Question

help @vocaloid

Answer 1

I'm almost done with this lesson I promise

Answer 2

well you would copy down the formula from before, cos(theta) = u dot v/|u| |v| then explain that you would need to calculate the dot product for the numerator, the magnitudes for the denominator, solve for theta, etc.

Answer 3

well I guess the first step would be reading the graph and determining what the vectors for u and v would be in vector notation, then followed by those other steps

Answer 4

could we do the graph like work it out?

Answer 5

since both the vectors are at the origin, you just need to find the coordinates of the end points and then convert those to a vector to get your vector notation

for example, the endpoint of v is (-2,-1) so the vector is <-2,-1> then repeat the same logic for vector u

Answer 6

-3,-4

Answer 7

good, that's vector u, so vector v = <-2,-1> and u = <-3,-4> then you would calculate cos(theta) = u dot v/|u| |v| based on this to find theta

Answer 8

I'm not sure if they want the actual numbers and calculations or if they just want the steps but that's how you'd do it

Answer 9

still there? is there anything that's still unclear?

Answer 10

yes and hold on

Answer 11

so would I do the multiplication and squared thing?

Answer 12

@Vocaloid

Answer 13

I'm not sure what you mean, but if you're talking about magnitude and dot product calculations then yes

Answer 14

ok so i did all that and got 4^2+6^2 =52 and then root and got 7.21

Answer 15

@Vocaloid

Answer 16

try to keep the magnitude calculations and the dot product calculations separate

first, do the numerator calculation by
1. multiplying the x-coordinates
2. multiplying the y-coordinates
3. adding the answers from steps 1 and 2

Answer 17

got that

Answer 18

then, you would calculate the magnitude of u, magnitude of v and then calculate the denominator based on that

Answer 19

so 4^2 and 6^2

Answer 20

wouldn't I add those and root them?

Answer 21

nope, you would calculate u and v separately because the formula calls for the magnitudes of u and v separately

Answer 22

start with vector u, find the magnitude of <-2,-1> by taking r = sqrt(x^2 + y^2) and then move onto vector v

Answer 23

-5 for u

Answer 24

-2.24 for v

Answer 25

keep in mind magnitudes have to be positive.

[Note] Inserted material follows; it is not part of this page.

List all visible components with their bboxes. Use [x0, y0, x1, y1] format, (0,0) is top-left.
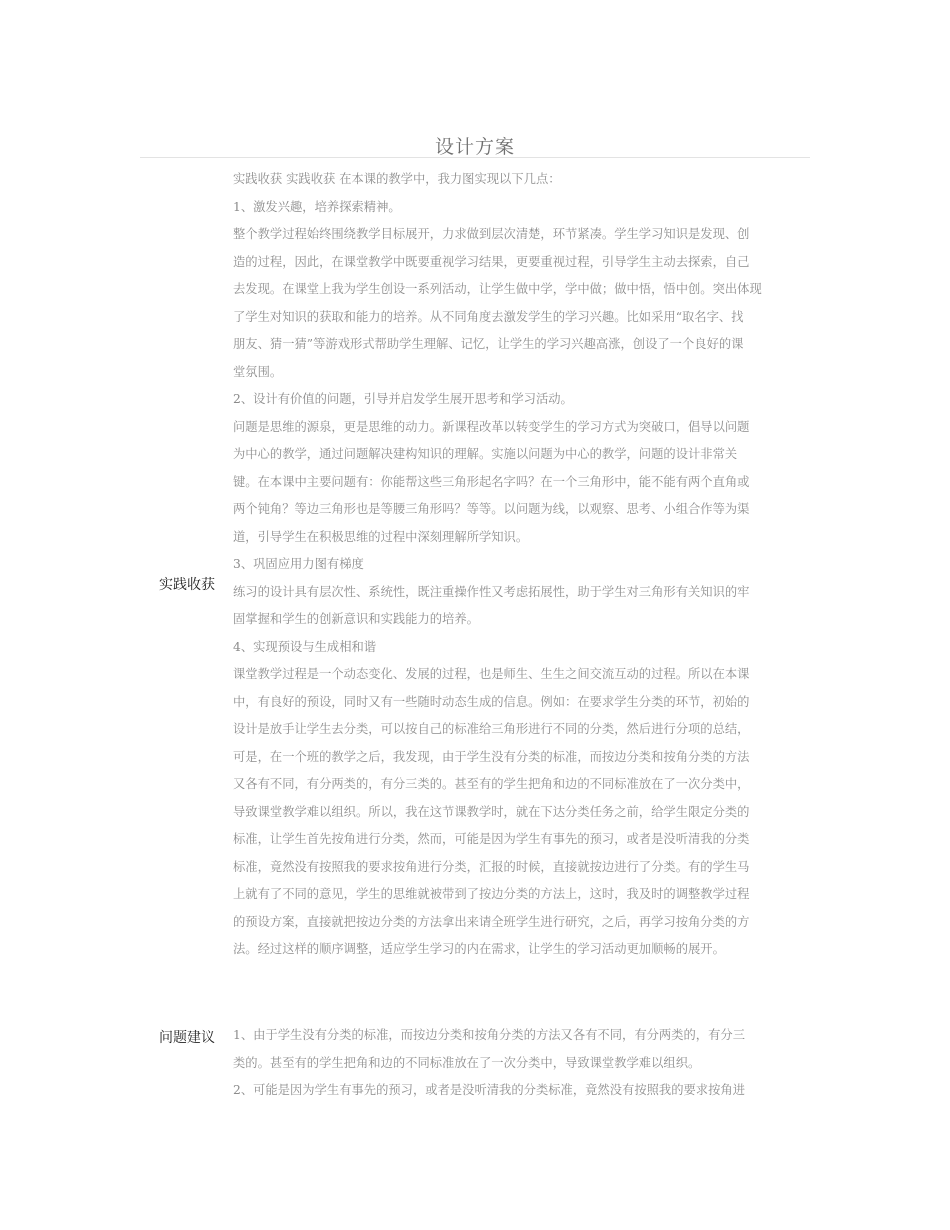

sqrt((-2)^2 + (-1)^2)) = ?
sqrt((-3)^2 + (-4)^2)) = ?

Answer 26

5
25

Answer 27

don't forget the sqrts, so | u | = sqrt(5) and | v | = 5

then plug these into the denominator of the formula cos(theta) = u dot v/|u| |v|

once you plug in the dot product of u and v then you can solve for theta

Answer 28

so i got 5 and 2.24

Answer 29

so how would I set it up exactly?

Answer 30

\(\color{#0cbb34}{\text{Originally Posted by}}\) @Vocaloid
don't forget the sqrts, *** so | u | = sqrt(5) and | v | = 5 ***

then plug these into the denominator of the formula cos(theta) = u dot v/|u| |v|

once you plug in the dot product of u and v then you can solve for theta
\(\color{#0cbb34}{\text{End of Quote}}\)

Answer 31

I got the square root part 25=5 5=2.24

Answer 32

we have just determined that |u| = sqrt(5) and |v| = 5

the formula cos(theta) = u dot v/|u| |v| gives us the angle for u and v

simply plug in the magnitudes u and v, plug in the dot product, and calculate theta.

Answer 33

what was the dot product again I have steps down but it's kinda all over the place

Answer 34

\(\color{#0cbb34}{\text{Originally Posted by}}\) @Vocaloid
try to keep the magnitude calculations and the dot product calculations separate

first, do the numerator calculation by
1. multiplying the x-coordinates
2. multiplying the y-coordinates
3. adding the answers from steps 1 and 2
\(\color{#0cbb34}{\text{End of Quote}}\)

Answer 35

^ that's your dot product

Answer 36

so do i do the ^2 in dot product trying to not confuse myself

Answer 37

the dot product being 52 square root ?

Answer 38

the dot product does not involve squaring

simply identify the x-coordinates of u and v, the y-coordinates of u and v, and calculate the dot product

Answer 39

ok and i just add them no squaring or root or anything?

Answer 40

no squaring or rooting, no

Answer 41

so then just 10

Answer 42

yeah good, then plug everything in and solve for theta

Answer 43

anyway I really need to take a shower and go to sleep

cos(theta) = 10/(5sqrt(5))

theta = arccos(10/5sqrt(5)) then just chuck this into a calculator to get theta

Answer 44

you don't have time for 2 more questions?